How to Thicken Low-Carb Gravy
Traditional gravy is thickened with starch. Photo Credit ivanmateev/iStock/Getty Images

Because meat is on the menu for your low-carb diet, you may assume sauces and gravies are, too. But traditional thickeners for rich, creamy gravy are flour, cornstarch or arrowroot flour, which have 6 to 7 grams of carbs per tablespoon. With a little kitchen finesse, you can enjoy a thick gravy to moisten up turkey breast, steak or roast chicken without using starch and blowing your low-carb diet.

Reduce and Add Butter to Thicken Gravy

Reducing a sauce or gravy allows it to naturally thicken as the flavors concentrate. When you roast or sauté meats, poultry or fish, the bits of cooked meat and drippings in the pan form the base for a rich gravy. Add a splash of red wine or balsamic vinegar and cook over low heat as you scrape up this food. Add a little broth and cook down until the gravy has a denser texture. Finish with a pat of cold butter, which -- as it melts -- further thickens the gravy.

Reduction requires patience, but it's a nearly carb-free way to make a thick, flavorful gravy.

Add Vegetable Products

Pureed vegetables naturally thicken gravy. Be sure to use low-carb options, such as steamed cauliflower -- with 1 gram of net carbohydrate per 1/4 cup -- or butternut squash with 4 grams of carbs per 1/4 cup. Cauliflower is relatively bland and will take on the flavors of the ingredients in the gravy, while butternut squash is slightly sweet and nutty. Experiment with other veggies, too. Steamed eggplant and zucchini are relatively mild and appropriate for gravies with a tomato base.

Vegetable gums don't sound super tasty, but they thicken gravy without any detectable flavor. They have 0 gram of net carbohydrate -- the total carb grams left after you subtract fiber grams. Examples include guar gum and xanthan gum, which you can find in specialty health food stores or with an online retailer. Add only a pinch or two at a time when using them to thicken gravies. They can quickly turn your sauce into a gelatinous, slick mess.

Thicken Gravy With Low-Carb Dairy

Thick dairy products, including sour cream, cream cheese and cream, add richness to a low-carb gravy. Cream cheese has a noticeable, tangy flavor but does a great job of thickening with 1 gram of net carbohydrate per tablespoon.

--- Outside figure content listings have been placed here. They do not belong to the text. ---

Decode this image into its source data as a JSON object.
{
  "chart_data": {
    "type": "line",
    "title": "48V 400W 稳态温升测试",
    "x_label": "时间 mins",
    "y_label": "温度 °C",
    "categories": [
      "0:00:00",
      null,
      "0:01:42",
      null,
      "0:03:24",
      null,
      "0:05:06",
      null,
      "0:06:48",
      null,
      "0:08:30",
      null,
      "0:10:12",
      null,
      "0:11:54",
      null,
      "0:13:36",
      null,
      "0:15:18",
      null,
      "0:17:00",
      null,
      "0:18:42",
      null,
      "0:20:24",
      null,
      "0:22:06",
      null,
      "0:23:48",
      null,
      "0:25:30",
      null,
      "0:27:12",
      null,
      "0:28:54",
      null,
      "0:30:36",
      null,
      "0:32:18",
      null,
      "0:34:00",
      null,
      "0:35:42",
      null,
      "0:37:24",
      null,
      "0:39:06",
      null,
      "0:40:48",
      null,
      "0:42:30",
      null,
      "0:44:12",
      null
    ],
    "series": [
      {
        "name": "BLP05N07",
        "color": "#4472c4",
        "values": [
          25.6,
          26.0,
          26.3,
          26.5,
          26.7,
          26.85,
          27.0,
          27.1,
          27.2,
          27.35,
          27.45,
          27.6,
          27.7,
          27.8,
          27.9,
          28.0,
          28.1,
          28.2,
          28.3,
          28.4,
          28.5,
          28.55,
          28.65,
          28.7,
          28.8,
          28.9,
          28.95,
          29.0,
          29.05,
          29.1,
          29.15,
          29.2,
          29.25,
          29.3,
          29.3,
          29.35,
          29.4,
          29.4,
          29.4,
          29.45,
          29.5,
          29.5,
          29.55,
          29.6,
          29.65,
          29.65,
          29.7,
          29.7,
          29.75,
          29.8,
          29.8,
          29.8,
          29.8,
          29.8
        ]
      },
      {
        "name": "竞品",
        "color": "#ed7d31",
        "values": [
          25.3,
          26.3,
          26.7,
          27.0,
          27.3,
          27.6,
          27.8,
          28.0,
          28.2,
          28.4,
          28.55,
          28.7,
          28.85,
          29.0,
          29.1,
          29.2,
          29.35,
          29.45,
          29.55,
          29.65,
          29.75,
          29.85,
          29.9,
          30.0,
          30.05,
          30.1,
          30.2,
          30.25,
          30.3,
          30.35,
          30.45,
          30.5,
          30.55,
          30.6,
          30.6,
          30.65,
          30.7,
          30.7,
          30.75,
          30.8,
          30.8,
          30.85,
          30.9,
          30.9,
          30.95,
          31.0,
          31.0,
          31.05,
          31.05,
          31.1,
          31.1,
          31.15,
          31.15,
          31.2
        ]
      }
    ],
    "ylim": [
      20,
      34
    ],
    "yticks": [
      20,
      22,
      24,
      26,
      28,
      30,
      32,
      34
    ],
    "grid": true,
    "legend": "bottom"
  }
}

Sour cream is tangy and can curdle if added during the cooking process. Add it to warm gravy that you've removed from the heat for less than 1 gram of net carbohydrate per 2 tablespoons.

Cream mellows out the flavor of a gravy. Add it as the sauce cooks down -- cream thickens considerably when reduced, more so than most other liquids. One tablespoon of cream has trace carbohydrates.

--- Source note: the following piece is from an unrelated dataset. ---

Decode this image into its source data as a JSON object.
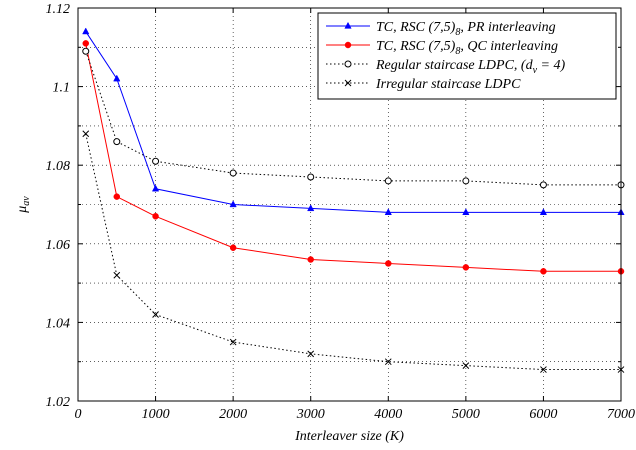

Experiment With Coconut Cream

Coconut cream may not be the flavor you're after for a gravy to go with Thanksgiving turkey, but it can add richness and mouthfeel to a gravy with curry or Thai spices. Add it during the cooking process, and let it reduce slightly to create the consistency you're after.

Don't confuse coconut cream with sweetened coconut cream that's used to make tropical drinks. Unsweetened coconut cream is thick, rich and only a little sweet. It has 2 grams of net carbs per 1/3-cup serving.